Sie weiß, daß es für sie nur durch die zwei Menschen, die jetzt vom Vaterland gefordert werden, Inhalt und Zweck gehabt hat. Sie weiß, daß sie in einer Woche oder zwei nach Berlin zurückkehren muß. Sie schmiegt sich eng in den Arm ihres Jungen -- sie sucht Schutz und Halt bei ihm.

Der kleine Husar sieht ihr ins Gesicht. Er sagt und fragt nichts, aber er drückt ihre Hand, so als wollte er ihr durch dies stumme Zeichen sagen: „Ich verstehe dich -- ich weiß alles, aber ich kann dir nicht helfen!“

Dann fängt er vom heutigen Reiten zu erzählen an. Hipp ist natürlich wieder ein paar Male vom Pferd gesaust, und ‚Vize‘ hat ihm gesagt, er solle sich zur Infanterie scheren. Mit einem Gaul würde er doch nie fertig, und sein Buckel sei breit genug, um einen Tornister zu tragen. Hipp aber habe natürlich sein unschuldigstes Gesicht gemacht und nachher dem wütenden ‚Vize‘ nachgeäfft. Und wie er so recht ins Erzählen über Hipp gekommen ist, stutzt er plötzlich und muss sich Gewalt antun, um einen Schrei zu unterdrücken.

Drüben, auf der anderen Seite des Pappelweges, gehen zwei im Dunkeln. Aber der Mond ist doch hell genug, um die Umrisse ihrer Gestalten erkennbar zu machen. Das kann kein Anderer als Hipp sein, der da, eng an ein Mädchen geschmiegt, im Dunkeln hinwandelt. Jetzt bleiben sie stehen, und Hipp küßt das weiße Gesicht, das vom bleichen Mondschein beleuchtet wird. Wie entgeistert sieht Hiller zu den beiden hin. In seinem Herzen beginnt es zu toben. Er fühlt plötzlich einen Haß gegen Hipp. Wie kommt es, daß dem das Glück in den Schoß fällt, während er sich mit seiner Sehnsucht plagt?

Er hat oft gelesen, daß es unschöne Menschen gibt, die ihres guten und vornehmen Wesens wegen vom weiblichen Geschlecht weit höher eingeschätzt werden als die gut aussehenden. Aber Hipps Charakter ist nichts weniger als gut und vornehm. Er ist ein echter Berliner Junge, der sich die Butter nicht vom Brot nehmen läßt. Er hat einen reichen Vater und weiß den Wert des Geldes zu schätzen. Er ist nur da freigebig, wo er sich einen Vorteil davon verspricht. Er ist dumm, in allem, was Wissenschaft anbetrifft, aber daneben ist er das, was der Berliner ‚hell‘ nennt, in höchstem Maße. Er hält die Leute zum besten; er spielt mit ihnen und macht sich über sie lustig.

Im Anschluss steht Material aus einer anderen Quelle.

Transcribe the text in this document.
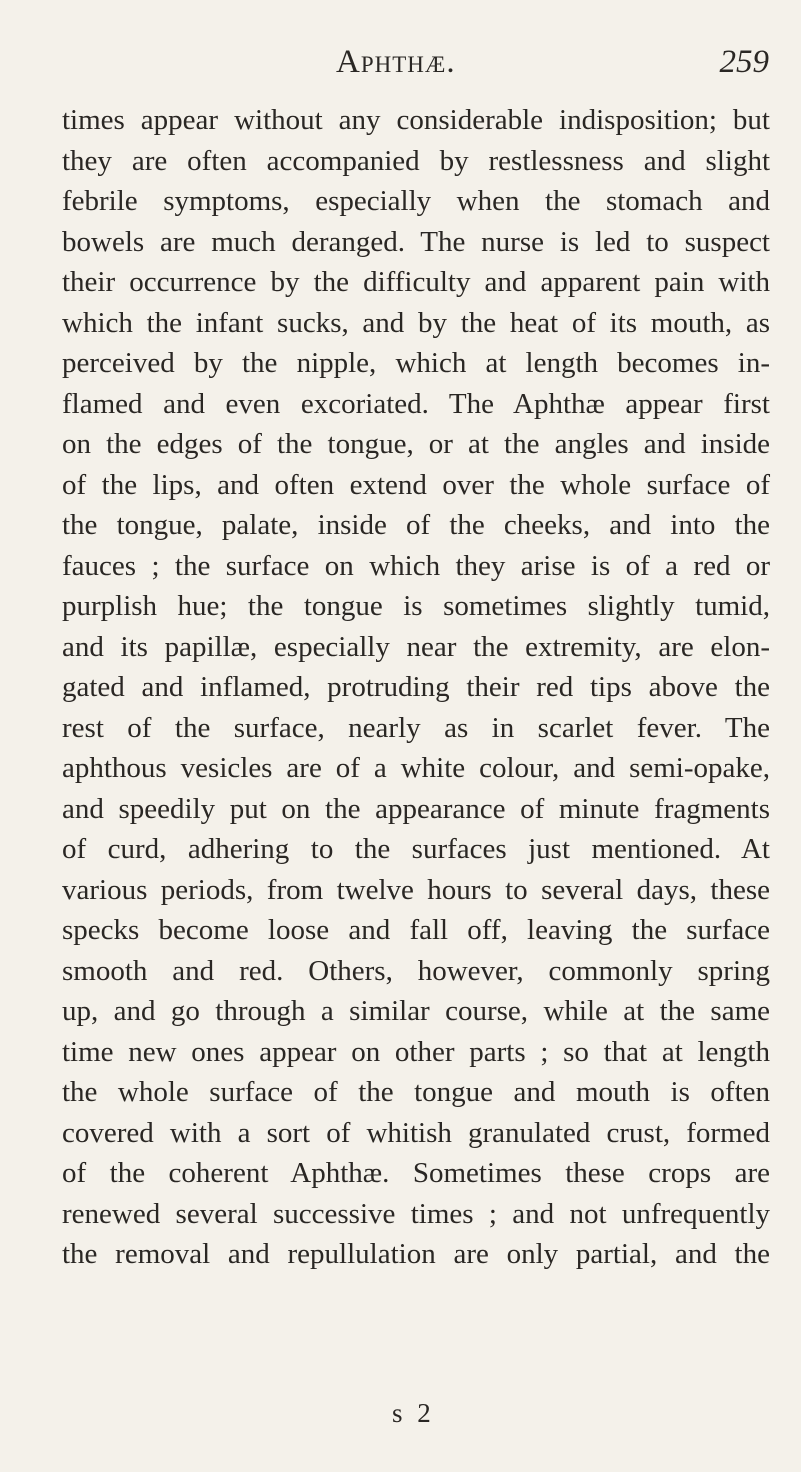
Aphthæ.	259
times appear without any considerable indisposition; but
they are often accompanied by restlessness and slight
febrile symptoms, especially when the stomach and
bowels are much deranged. The nurse is led to suspect
their occurrence by the difficulty and apparent pain with
which the infant sucks, and by the heat of its mouth, as
perceived by the nipple, which at length becomes in-
flamed and even excoriated. The Aphthæ appear first
on the edges of the tongue, or at the angles and inside
of the lips, and often extend over the whole surface of
the tongue, palate, inside of the cheeks, and into the
fauces ; the surface on which they arise is of a red or
purplish hue; the tongue is sometimes slightly tumid,
and its papillæ, especially near the extremity, are elon-
gated and inflamed, protruding their red tips above the
rest of the surface, nearly as in scarlet fever. The
aphthous vesicles are of a white colour, and semi-opake,
and speedily put on the appearance of minute fragments
of curd, adhering to the surfaces just mentioned. At
various periods, from twelve hours to several days, these
specks become loose and fall off, leaving the surface
smooth and red. Others, however, commonly spring
up, and go through a similar course, while at the same
time new ones appear on other parts ; so that at length
the whole surface of the tongue and mouth is often
covered with a sort of whitish granulated crust, formed
of the coherent Aphthæ. Sometimes these crops are
renewed several successive times ; and not unfrequently
the removal and repullulation are only partial, and the
s 2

Nein, Hipp ist kein guter, ist nicht einmal ein anständiger Mensch, und Hiller kann und kann es nicht begreifen, daß ein Mädchen Liebe für Hipp empfindet. Er kämpft mit sich, denn er hat das Gefühl, zu den beiden hinüberlaufen, das Mädchen aus Hipps Armen reißen und ihr sagen zu müssen: ‚Glaub’ ihm nicht! Er spielt nur mit dir, und morgen in der Kaserne wird er über dich ulken, so wie er es über die, die in Berlin sitzt und ihm jeden Tag einen Brief schreibt, tut!‘

In Hiller kommt ganz plötzlich der Kavalier zum Vorschein; er muß das Mädchen schützen. Es verträgt sich nicht mit seiner Ehre, wenn er es geschehen läßt, daß Hipp diesem armen Geschöpf etwas vorlügt.